Et le plus important, la musique. “Fier De Ne Rien Faire” et “Euthanasie” (comme “La Fille Du Père Noël” de Dutronc version punk) sont assurément deux pures merveilles. La guitare est jouée en arpèges (il semblerait que tous les guitaristes intelligents de l'époque aient adopté ce jeu, de John McGeoch chez Siouxsie And The Banshees à Keith Levene dans Public Image Ltd), les machines sont beaucoup moins présentes que chez Métal Urbain et la basse propulse le tout. Chez les Olivensteins il n'y a pas de cliché punk. Pas de tempos épileptiques, on a même droit à un jeu quasi reggae sur “Olivenstein Je T'ai Dans Les Veines”. Pas d'amateurisme revendiqué, les musiciens sont certes assez limités (à l'exception du guitariste) mais, loin de s'en satisfaire, ils ne renoncent pas à envoyer des compositions toujours réjouissantes (“La Nuit Tragique”). Les textes, qu'on aurait aimé voir inclus dans le passionnant livret, sont déformés par l'articulation “rottenienne” de Gilles Tandy mais restent compréhensibles, permettant de profiter de tout le talent d'écriture d'Éric Tandy. Un maître du 36e degré pour lequel rien ne mérite respect, même pas le meurtre d'un enfant de 8 ans par Patrick Henry. En clair on se marre, on se gausse même du punk français essentiellement parisien qui devait paraître hilarant vu de Rouen.

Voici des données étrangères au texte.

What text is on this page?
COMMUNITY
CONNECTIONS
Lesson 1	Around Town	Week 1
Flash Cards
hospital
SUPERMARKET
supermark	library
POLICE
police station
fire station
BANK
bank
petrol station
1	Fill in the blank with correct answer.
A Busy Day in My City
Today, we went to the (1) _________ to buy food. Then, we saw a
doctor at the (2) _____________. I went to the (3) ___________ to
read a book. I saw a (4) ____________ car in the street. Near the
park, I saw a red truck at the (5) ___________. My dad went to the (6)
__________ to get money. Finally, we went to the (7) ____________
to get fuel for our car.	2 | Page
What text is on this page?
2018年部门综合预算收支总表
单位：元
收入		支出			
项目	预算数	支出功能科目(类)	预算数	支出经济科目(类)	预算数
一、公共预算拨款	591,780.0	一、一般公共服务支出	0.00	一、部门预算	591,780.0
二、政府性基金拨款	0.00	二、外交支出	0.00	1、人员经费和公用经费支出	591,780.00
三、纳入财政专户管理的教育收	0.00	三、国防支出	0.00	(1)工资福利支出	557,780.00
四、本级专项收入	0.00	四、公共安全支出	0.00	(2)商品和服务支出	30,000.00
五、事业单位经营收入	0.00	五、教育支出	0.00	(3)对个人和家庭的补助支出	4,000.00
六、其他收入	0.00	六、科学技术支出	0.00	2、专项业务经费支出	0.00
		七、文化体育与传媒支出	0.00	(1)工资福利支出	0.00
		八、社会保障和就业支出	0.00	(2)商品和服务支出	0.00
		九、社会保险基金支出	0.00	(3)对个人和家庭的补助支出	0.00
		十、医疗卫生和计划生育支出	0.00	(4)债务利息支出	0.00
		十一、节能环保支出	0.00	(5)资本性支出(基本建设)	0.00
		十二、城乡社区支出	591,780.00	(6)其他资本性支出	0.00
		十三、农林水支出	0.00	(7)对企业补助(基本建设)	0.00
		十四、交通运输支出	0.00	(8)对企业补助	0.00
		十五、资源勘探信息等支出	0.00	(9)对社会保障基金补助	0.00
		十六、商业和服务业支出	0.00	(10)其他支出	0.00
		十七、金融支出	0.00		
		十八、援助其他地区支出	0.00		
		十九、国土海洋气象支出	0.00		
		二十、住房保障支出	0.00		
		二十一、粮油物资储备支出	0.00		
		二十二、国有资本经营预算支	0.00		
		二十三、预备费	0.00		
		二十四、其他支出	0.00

Certaines rééditions sont essentielles, dont celle-ci. Comme celles de Métal Urbain et des Dogs (leur leader Dominique Laboubée fut d'ailleurs un fervent soutien des Olivensteins, allant jusqu'à co-composer “Fier De Ne Rien Faire”) elle redessine l'image d'un rock français qu'on pensait voué à l'échec. Il est donc possible d'être Français et d'écrire de superbes chansons impérissables. Ce n'est pas pour autant que l'époque reconnaît une quelconque valeur à tout cela, d'ailleurs le livret renseigne sur le processus suivi par le groupe entre 1978 et 1980 : quelques singles, la volonté de faire un album et la débandade. Les Olivensteins étaient grands, le monde n'était pas prêt, voici la session de rattrapage.